Ideally, the darkness prevents him from seeing how the incredulousness in his voice stings and, frankly, ticks me off. “Yes. I do.”
His face goes slack for a moment and he shakes his head a little. “Sorry. That was a dick thing to say. No judgment; it’s a nice house.” Jake shoves his hand out and grabs into my bag of cookies, fishing a few out, then starts to chew on them. With a grimace, he swallows and rolls his tongue out with a gagging noise. “God, those are still shitty. Some things never change.”
“Some things do,” I say, slowly, letting my eyes find his and focus there, unwavering. Jake meets my stare and his eyes soften.
“Lace, come on. Just hang out with me a little more tonight, please. It feels like we have more catching up to do, doesn’t it? Let’s go somewhere.” Mischief twinkles in his eyes and he slips his hand to the inside of his thick flannel shirt, pulling out a bottle from a hidden inside pocket.
“Plus, look what Rick gave me. He gets this stuff dirt cheap from his job. It’s añejo, too. Not the blanco shit I used to ply you with.” Jake then dances a small bottle of tequila in front of my face.

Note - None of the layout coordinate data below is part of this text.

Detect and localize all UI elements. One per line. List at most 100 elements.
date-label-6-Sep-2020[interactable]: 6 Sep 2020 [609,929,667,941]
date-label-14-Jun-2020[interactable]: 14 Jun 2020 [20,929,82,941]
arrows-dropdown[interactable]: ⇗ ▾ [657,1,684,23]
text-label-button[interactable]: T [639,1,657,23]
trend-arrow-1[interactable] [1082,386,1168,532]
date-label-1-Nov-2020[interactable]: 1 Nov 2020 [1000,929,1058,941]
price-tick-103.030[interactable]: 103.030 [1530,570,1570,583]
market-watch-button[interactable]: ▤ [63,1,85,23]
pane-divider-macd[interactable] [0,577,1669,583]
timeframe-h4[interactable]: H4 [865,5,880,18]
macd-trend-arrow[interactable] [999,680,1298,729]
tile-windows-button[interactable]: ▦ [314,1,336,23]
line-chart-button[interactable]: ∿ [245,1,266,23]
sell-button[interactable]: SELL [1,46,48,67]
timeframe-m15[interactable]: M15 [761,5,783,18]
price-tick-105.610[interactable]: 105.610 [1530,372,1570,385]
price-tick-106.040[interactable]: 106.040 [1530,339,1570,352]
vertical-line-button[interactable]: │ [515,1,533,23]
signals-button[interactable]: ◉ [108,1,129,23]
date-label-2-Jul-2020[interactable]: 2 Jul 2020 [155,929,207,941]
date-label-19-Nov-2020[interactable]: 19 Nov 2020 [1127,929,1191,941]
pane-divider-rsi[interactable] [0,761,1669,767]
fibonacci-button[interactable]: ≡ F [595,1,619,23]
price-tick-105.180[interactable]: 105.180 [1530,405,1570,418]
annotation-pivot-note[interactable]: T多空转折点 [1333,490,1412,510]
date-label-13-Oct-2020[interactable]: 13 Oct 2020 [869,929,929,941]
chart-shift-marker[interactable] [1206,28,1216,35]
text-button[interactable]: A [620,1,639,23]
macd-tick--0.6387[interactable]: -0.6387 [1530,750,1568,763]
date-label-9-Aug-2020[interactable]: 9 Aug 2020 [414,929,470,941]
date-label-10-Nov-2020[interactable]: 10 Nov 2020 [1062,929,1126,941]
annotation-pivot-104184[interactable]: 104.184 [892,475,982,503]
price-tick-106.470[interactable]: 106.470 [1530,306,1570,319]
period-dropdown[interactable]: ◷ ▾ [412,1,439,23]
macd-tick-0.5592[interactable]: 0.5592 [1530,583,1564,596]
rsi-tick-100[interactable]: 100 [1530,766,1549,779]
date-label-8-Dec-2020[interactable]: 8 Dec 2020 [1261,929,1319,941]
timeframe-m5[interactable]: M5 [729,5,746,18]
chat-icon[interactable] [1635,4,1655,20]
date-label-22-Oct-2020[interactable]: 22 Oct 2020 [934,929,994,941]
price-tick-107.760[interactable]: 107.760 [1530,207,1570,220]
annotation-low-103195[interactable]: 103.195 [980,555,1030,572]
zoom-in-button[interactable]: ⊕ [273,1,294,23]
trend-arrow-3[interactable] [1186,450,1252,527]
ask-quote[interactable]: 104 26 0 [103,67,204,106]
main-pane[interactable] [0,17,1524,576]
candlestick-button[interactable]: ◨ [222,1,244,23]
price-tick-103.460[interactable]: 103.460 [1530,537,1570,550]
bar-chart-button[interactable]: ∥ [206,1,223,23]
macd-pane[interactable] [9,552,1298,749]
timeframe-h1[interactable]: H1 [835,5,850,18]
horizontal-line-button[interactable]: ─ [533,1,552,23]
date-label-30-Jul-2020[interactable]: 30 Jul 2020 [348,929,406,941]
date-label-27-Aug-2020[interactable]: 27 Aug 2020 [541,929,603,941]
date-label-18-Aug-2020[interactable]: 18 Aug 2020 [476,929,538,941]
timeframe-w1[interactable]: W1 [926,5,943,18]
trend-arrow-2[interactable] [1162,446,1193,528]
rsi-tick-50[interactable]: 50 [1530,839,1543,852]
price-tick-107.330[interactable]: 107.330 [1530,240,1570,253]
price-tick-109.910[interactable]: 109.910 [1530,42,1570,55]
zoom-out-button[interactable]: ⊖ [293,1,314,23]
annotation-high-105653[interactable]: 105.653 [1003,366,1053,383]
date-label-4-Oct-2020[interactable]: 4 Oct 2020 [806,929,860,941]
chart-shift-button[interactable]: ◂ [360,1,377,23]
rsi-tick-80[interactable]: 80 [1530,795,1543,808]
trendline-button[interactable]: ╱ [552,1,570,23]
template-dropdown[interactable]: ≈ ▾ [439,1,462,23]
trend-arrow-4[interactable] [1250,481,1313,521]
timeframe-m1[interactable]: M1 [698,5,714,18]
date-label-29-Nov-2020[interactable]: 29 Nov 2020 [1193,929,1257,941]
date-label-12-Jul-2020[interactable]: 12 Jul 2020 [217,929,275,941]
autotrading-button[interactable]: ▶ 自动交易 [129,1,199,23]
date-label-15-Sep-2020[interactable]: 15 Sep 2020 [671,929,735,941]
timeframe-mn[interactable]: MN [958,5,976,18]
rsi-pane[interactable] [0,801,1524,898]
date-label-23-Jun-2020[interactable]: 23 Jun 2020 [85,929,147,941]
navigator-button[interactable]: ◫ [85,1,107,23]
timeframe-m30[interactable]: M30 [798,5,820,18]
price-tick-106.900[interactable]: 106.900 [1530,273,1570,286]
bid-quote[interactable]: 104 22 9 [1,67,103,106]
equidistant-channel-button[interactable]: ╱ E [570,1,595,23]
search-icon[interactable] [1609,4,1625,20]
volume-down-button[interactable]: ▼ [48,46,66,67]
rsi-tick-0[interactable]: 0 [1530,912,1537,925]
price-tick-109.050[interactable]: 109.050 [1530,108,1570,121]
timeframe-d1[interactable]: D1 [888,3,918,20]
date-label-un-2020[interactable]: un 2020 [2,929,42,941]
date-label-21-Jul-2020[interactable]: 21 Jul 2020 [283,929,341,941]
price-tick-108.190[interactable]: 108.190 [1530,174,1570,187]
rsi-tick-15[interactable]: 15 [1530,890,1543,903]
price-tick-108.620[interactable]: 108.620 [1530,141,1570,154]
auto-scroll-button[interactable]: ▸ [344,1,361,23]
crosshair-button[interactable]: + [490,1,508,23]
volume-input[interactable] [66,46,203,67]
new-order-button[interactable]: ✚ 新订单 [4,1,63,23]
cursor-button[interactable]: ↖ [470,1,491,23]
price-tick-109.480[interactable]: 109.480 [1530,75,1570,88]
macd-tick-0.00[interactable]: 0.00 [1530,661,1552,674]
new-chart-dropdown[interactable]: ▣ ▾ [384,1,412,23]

Oh, tequila and Jake. A deadly combination. If I go with him and that bottle, only a few things can result, and all possible scenarios involve varying degrees of regret. The last time Jake cajoled me into joining him on an adventure that included a bottle of tequila, we broke into an abandoned farmhouse and spent the night having frantic, sweaty sex in a gross sleeping bag that he procured for the occasion. Unfortunately, he also gave me my first official with-another-person-during-actual-intercourse orgasm that night. I woke up with a screaming hangover and candle wax dried in my hair from the romantic scene he tried to create. Thus, tequila and Jake mean good and bad for me.
I try to focus on the candle-wax memory instead of the orgasm, but when he smirks and nudges his head toward the open truck, it’s nearly impossible.